A better description of Davis’s story is an appropriation of Giroud’s text. Appropriations, according to Julie Sanders, do not always explicitly acknowledge their sources (2006, p. 26). She argues that appropriations in literature often stem from a “political or ethical commitment” (ibid., p. 2) on the part of their creator. Sanders can be read as suggesting that appropriations should be judged on their capacity to fulfil that commitment. This is similar to the ethics of translation Venuti has proposed. The foreignness of the source text, according to Venuti, “demands cultural innovation” (2011, p. 246). He argues that translations should be evaluated by asking how they “initiate an event” (ibid., p. 240) in the target culture by challenging accepted ideas and proposing new forms. Venuti draws this ethics of translation from Alain Badiou’s “ethics of truths” (2001, pp. 40-57), which proposes an ethics based on fidelity to a disruption of the status quo (“an event” in Badiou’s terms). While I have reservations about this ethics, to criticize it in depth would go far beyond the scope of this article. However, it does offer the possibility of placing Davis’s story in an ethical framework. As such, it is worth considering how the text challenges accepted ideas and proposes new forms.

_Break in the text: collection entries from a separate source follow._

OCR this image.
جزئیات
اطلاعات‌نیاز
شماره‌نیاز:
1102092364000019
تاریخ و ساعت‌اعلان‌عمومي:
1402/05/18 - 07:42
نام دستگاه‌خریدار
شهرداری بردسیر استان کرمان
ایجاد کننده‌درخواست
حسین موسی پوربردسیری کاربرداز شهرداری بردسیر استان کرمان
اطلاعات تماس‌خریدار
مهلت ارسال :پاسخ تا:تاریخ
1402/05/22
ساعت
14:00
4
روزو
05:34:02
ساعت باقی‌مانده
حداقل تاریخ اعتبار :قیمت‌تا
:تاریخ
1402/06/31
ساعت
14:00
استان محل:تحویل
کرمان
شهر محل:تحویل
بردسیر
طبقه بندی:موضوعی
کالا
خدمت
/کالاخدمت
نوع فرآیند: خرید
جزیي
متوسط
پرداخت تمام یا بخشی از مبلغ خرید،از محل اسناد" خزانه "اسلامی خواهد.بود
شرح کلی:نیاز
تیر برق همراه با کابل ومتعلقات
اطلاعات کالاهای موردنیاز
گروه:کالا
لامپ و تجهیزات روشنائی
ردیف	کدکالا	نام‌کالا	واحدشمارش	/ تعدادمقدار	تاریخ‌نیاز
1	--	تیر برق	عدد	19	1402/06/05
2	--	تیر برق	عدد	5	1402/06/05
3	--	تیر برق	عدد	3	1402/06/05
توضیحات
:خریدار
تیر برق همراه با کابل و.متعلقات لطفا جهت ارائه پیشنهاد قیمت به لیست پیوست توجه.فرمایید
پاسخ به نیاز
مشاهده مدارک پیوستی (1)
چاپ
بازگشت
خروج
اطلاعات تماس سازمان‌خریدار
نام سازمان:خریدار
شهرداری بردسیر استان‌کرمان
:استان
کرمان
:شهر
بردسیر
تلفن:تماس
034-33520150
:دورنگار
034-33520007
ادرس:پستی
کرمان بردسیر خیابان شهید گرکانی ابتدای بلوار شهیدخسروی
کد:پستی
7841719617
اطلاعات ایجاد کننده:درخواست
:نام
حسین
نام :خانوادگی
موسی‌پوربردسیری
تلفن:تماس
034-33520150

As I have already argued, the presentation of Davis’s story in its book publications as “Marie Curie, So Honorable Woman” draws attention away from the intertextual origin of the story to focus on the subject of Marie Curie’s life. However, readers cannot fail to notice the style of the text, which is marked as awkward and unidiomatic. Readers are therefore guided to question how style affects representation.

The story can be read as asking readers to reconsider the framework of what Andrew Chesterman has called, in relation to translation, an “ethics of representation” (2001, pp. 139-140). This approach suggests that translations should give a fair representation of their source texts. More widely, it suggests that texts should fairly represent their subjects, be they human or non-human. “Marie Curie, So Honorable Woman” shows how style affects representation: the story it tells is inseparable from the style in which it is told. Both Giroud and Davis present different interpretations of Marie Curie’s life story. “Marie Curie, So Honorable Woman” highlights how their representations of that life story always show evidence of their interpretations. The text demonstrates, in its very construction, that any representation is always a form of interpretation. In a similar way, as Hermans (2007, pp. 27-51) among others has shown, translations always contain traces of their translator’s interpretive choices. The reference to translation in the story’s title when it was published in McSweeney’s highlights its criticism of the idea of translation as a fair representation.

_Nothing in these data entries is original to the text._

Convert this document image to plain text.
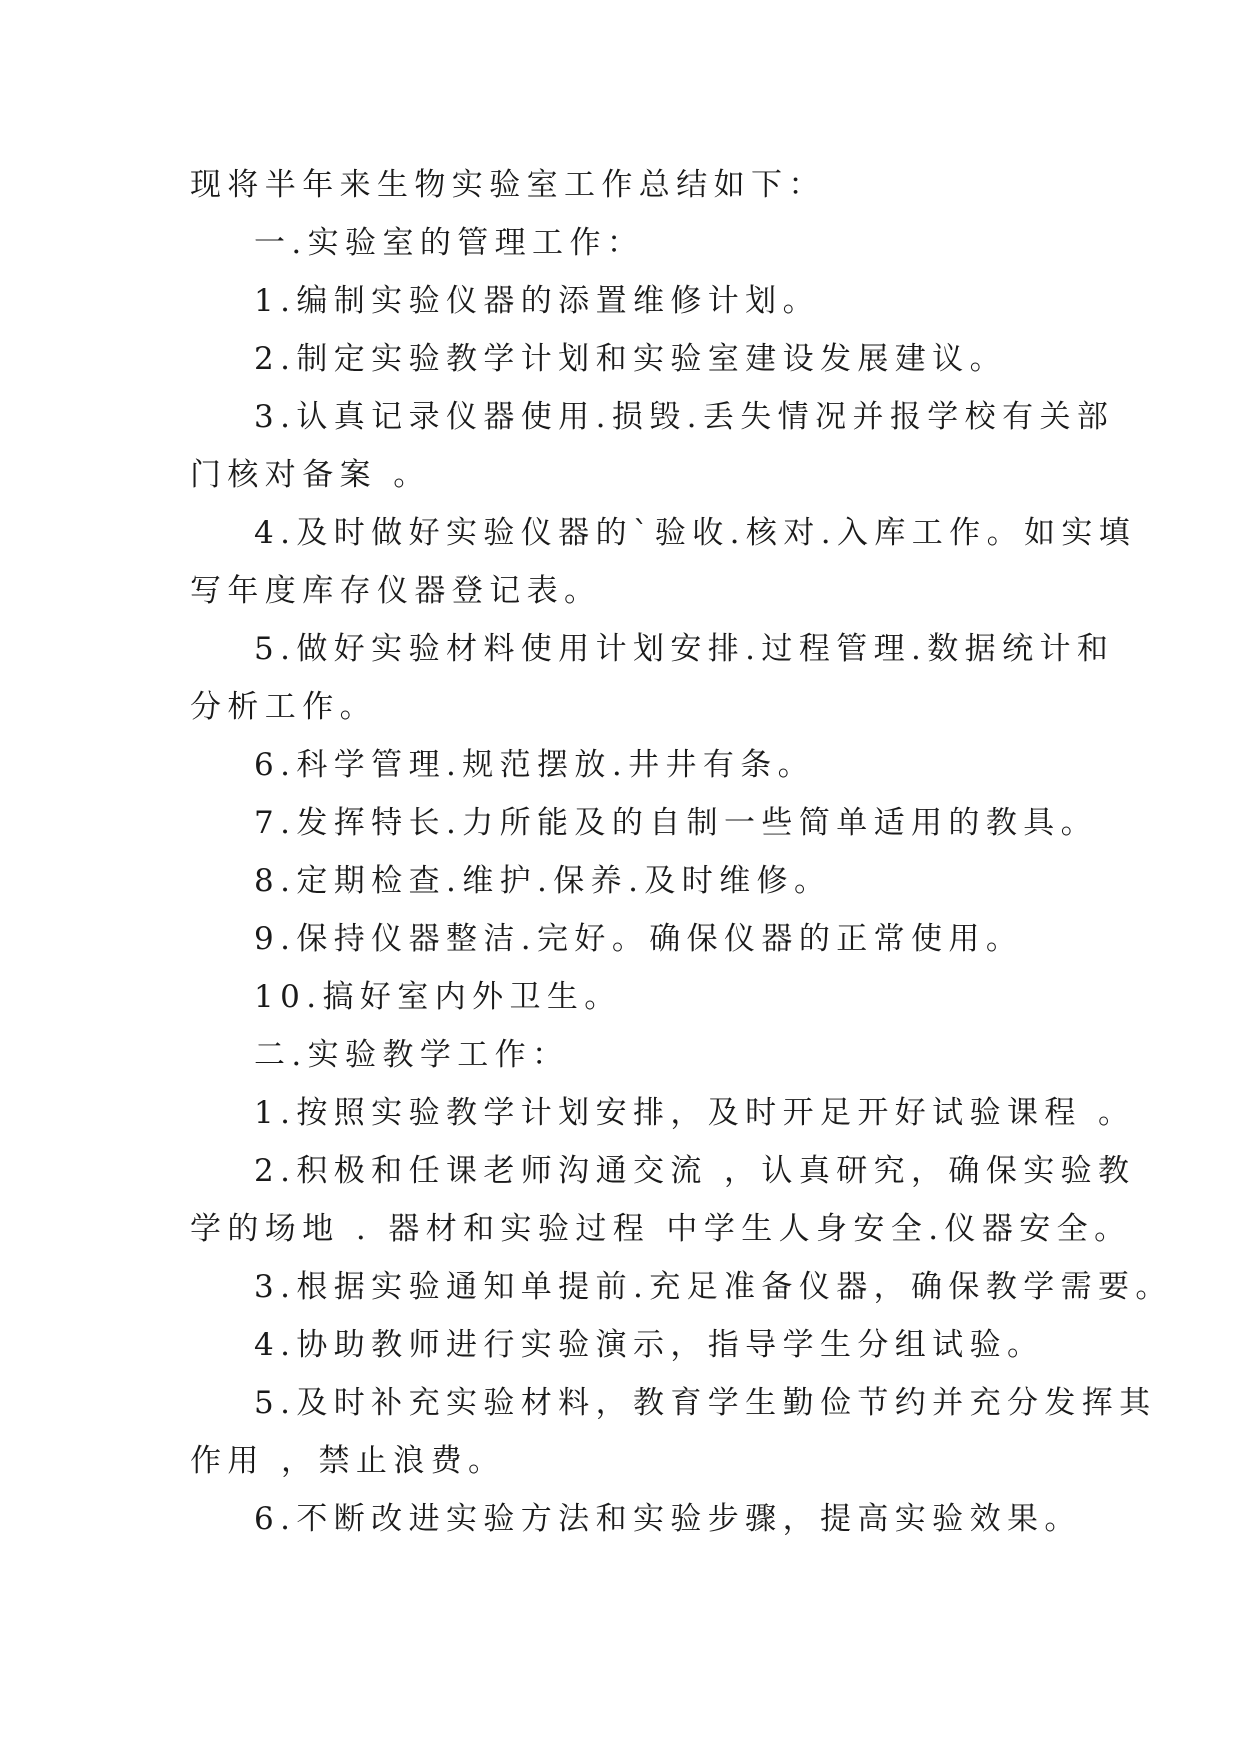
现将半年来生物实验室工作总结如下：
一.实验室的管理工作：
1.编制实验仪器的添置维修计划。
2.制定实验教学计划和实验室建设发展建议。
3.认真记录仪器使用.损毁.丢失情况并报学校有关部
门核对备案 。
4.及时做好实验仪器的`验收.核对.入库工作。如实填
写年度库存仪器登记表。
5.做好实验材料使用计划安排.过程管理.数据统计和
分析工作。
6.科学管理.规范摆放.井井有条。
7.发挥特长.力所能及的自制一些简单适用的教具。
8.定期检查.维护.保养.及时维修。
9.保持仪器整洁.完好。确保仪器的正常使用。
10.搞好室内外卫生。
二.实验教学工作：
1.按照实验教学计划安排，及时开足开好试验课程 。
2.积极和任课老师沟通交流 ，认真研究，确保实验教
学的场地 . 器材和实验过程 中学生人身安全.仪器安全。
3.根据实验通知单提前.充足准备仪器，确保教学需要。
4.协助教师进行实验演示，指导学生分组试验。
5.及时补充实验材料，教育学生勤俭节约并充分发挥其
作用 ，禁止浪费。
6.不断改进实验方法和实验步骤，提高实验效果。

Davis’s own appropriation of Giroud’s text in “Marie Curie, So Honorable Woman” questions further this “ethics of representation.” The story does not fairly represent its source text, but it does intend to do so either. As a parody, it intends to criticize the source text. It never hides that it is an interpretation and does not fulfil the criteria that are expected of translations, despite containing translations. The story does not follow an “ethics of representation.” Instead, it brings into question those very ethics.

Davis’s text is an appropriation of another text, but it criticizes not only that text but wider cultural assumptions, even about the form of the text itself. As I have demonstrated, Davis’s story questions the reader’s understanding and expectations in relation to (1) representation, (2) translation, (3) parody, (4) the use of intertextuality, (5) the correct use of the English language, among others. The story unsettles readers rather than comforts them, presenting a challenge to accepted ideas. It proposes a hybrid form that mixes translation, parody and abridgement. Its importance lies in the capacity it has for generating discussion and causing a rethinking of what is expected, not only of translation, but of texts in general.